Глава 1. День, когда пришли англичане.

1982 год. Непал. Регион Мустанг. Деревня Джомсом.


Пракаш проснулся от непривычной тишины. В доме не было слышно ни скрипа половиц, ни возни у очага. Сквозь щели в ставнях пробивался бледный предрассветный свет, а в комнате на втором этаже, которую он делил с матерью, кроме него никого не было. Матушка Лакшми всегда вставала раньше него. Но сегодня слишком рано. Даже для нее. С неохотой сбросив одеяло, он встал на холодный деревянный пол. Воздух был пронизывающим, февральским, обжигал легкие. Натянув поношенную шерстяную куртку, он спустился вниз по шаткой лестнице.
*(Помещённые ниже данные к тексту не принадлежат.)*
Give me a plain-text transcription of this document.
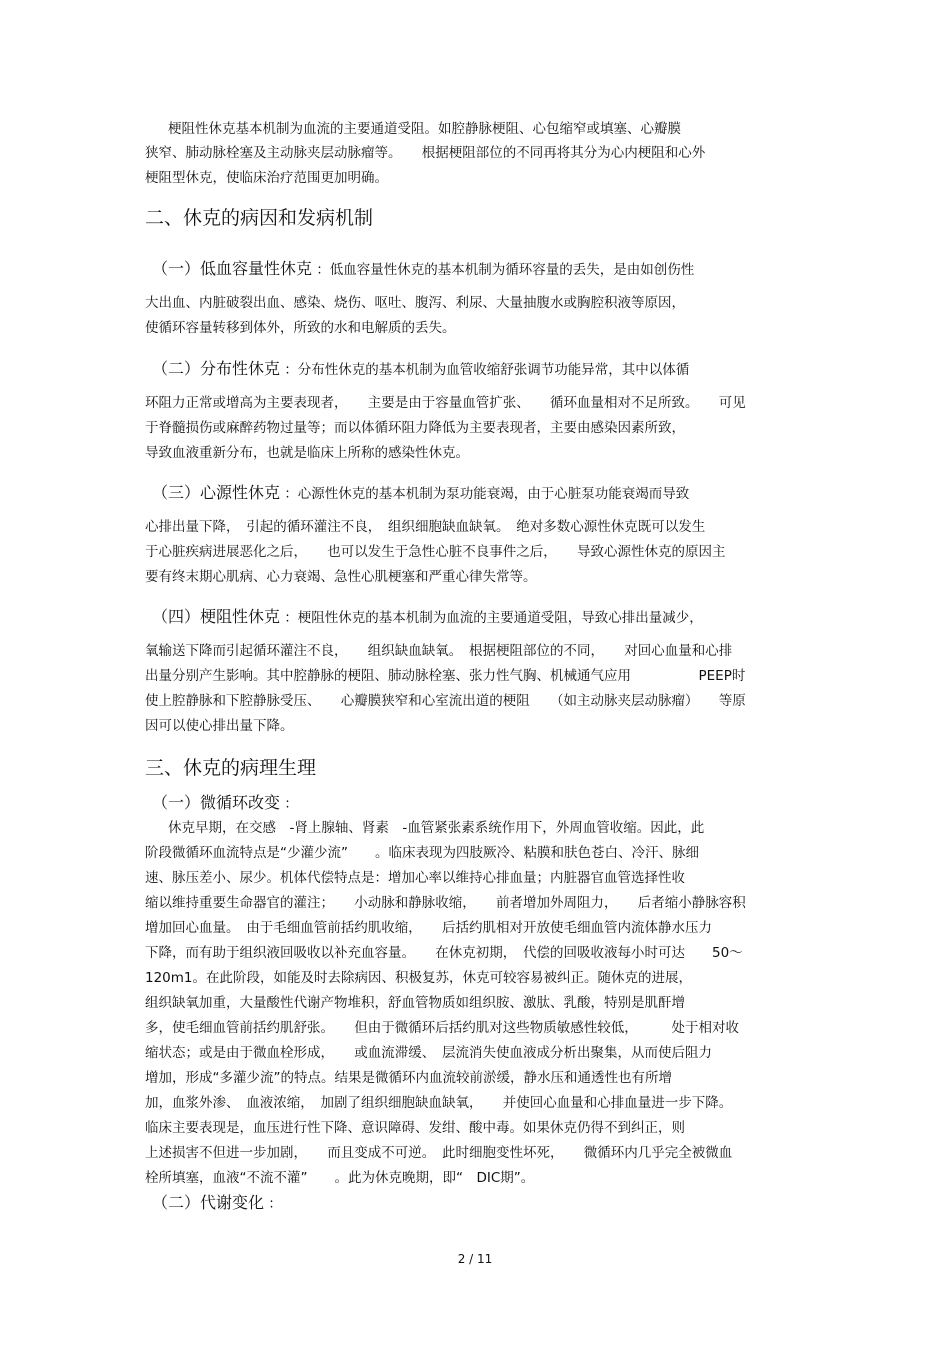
梗阻性休克基本机制为血流的主要通道受阻。如腔静脉梗阻、心包缩窄或填塞、心瓣膜
狭窄、肺动脉栓塞及主动脉夹层动脉瘤等。　　根据梗阻部位的不同再将其分为心内梗阻和心外
梗阻型休克，使临床治疗范围更加明确。
二、休克的病因和发病机制
（一）低血容量性休克 ：低血容量性休克的基本机制为循环容量的丢失，是由如创伤性
大出血、内脏破裂出血、感染、烧伤、呕吐、腹泻、利尿、大量抽腹水或胸腔积液等原因，
使循环容量转移到体外，所致的水和电解质的丢失。
（二）分布性休克 ：分布性休克的基本机制为血管收缩舒张调节功能异常，其中以体循
环阻力正常或增高为主要表现者，　　主要是由于容量血管扩张、　　循环血量相对不足所致。　　可见
于脊髓损伤或麻醉药物过量等；而以体循环阻力降低为主要表现者，主要由感染因素所致，
导致血液重新分布，也就是临床上所称的感染性休克。
（三）心源性休克 ：心源性休克的基本机制为泵功能衰竭，由于心脏泵功能衰竭而导致
心排出量下降，　引起的循环灌注不良，　组织细胞缺血缺氧。　绝对多数心源性休克既可以发生
于心脏疾病进展恶化之后，　　也可以发生于急性心脏不良事件之后，　　导致心源性休克的原因主
要有终末期心肌病、心力衰竭、急性心肌梗塞和严重心律失常等。
（四）梗阻性休克 ：梗阻性休克的基本机制为血流的主要通道受阻，导致心排出量减少，
氧输送下降而引起循环灌注不良，　　组织缺血缺氧。　根据梗阻部位的不同，　　对回心血量和心排
出量分别产生影响。其中腔静脉的梗阻、肺动脉栓塞、张力性气胸、机械通气应用　　　　　PEEP时
使上腔静脉和下腔静脉受压、　　心瓣膜狭窄和心室流出道的梗阻　　（如主动脉夹层动脉瘤）　　等原
因可以使心排出量下降。
三、休克的病理生理
（一）微循环改变 ：
休克早期，在交感　-肾上腺轴、肾素　-血管紧张素系统作用下，外周血管收缩。因此，此
阶段微循环血流特点是“少灌少流”　　。临床表现为四肢厥冷、粘膜和肤色苍白、冷汗、脉细
速、脉压差小、尿少。机体代偿特点是：增加心率以维持心排血量；内脏器官血管选择性收
缩以维持重要生命器官的灌注；　　小动脉和静脉收缩，　　前者增加外周阻力，　　后者缩小静脉容积
增加回心血量。　由于毛细血管前括约肌收缩，　　后括约肌相对开放使毛细血管内流体静水压力
下降，而有助于组织液回吸收以补充血容量。　　在休克初期，　代偿的回吸收液每小时可达　　50～
120m1。在此阶段，如能及时去除病因、积极复苏，休克可较容易被纠正。随休克的进展，
组织缺氧加重，大量酸性代谢产物堆积，舒血管物质如组织胺、激肽、乳酸，特别是肌酐增
多，使毛细血管前括约肌舒张。　　但由于微循环后括约肌对这些物质敏感性较低，　　　处于相对收
缩状态；或是由于微血栓形成，　　或血流滞缓、　层流消失使血液成分析出聚集，从而使后阻力
增加，形成“多灌少流”的特点。结果是微循环内血流较前淤缓，静水压和通透性也有所增
加，血浆外渗、　血液浓缩，　加剧了组织细胞缺血缺氧，　　并使回心血量和心排血量进一步下降。
临床主要表现是，血压进行性下降、意识障碍、发绀、酸中毒。如果休克仍得不到纠正，则
上述损害不但进一步加剧，　　而且变成不可逆。　此时细胞变性坏死，　　微循环内几乎完全被微血
栓所填塞，血液“不流不灌”　　。此为休克晚期，即“　DIC期”。
（二）代谢变化 ：
2 / 11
На первом этаже пахло пылью, сеном и теплым дыханием скота. В слабом свете два молодых яка лениво повернули к нему свои мохнатые головы. Пракаш машинально потрепал шерсть на загривке одного из них. Их семья, как и все в деревне, держала скот внизу — так было теплее и безопаснее. И тут он заметил пустоту. Стойло в углу, где еще вчера вечером лежала их новенькая корова Рангэ, было пусто.


- А где же Рангэ..? - Прошептал он.


Сердце его екнуло. Рыжую зебу они с матерью выменяли всего месяц назад, после того как от болезни пала старая корова. Потерять теперь и Рангэ... это была бы не просто беда, это была бы катастрофа.Тревога, стремительная и холодная, поднялась у него внутри. Не думая больше ни о чем, Пракаш рванулся к выходу и выбежал из дома в колючий предрассветный мрак.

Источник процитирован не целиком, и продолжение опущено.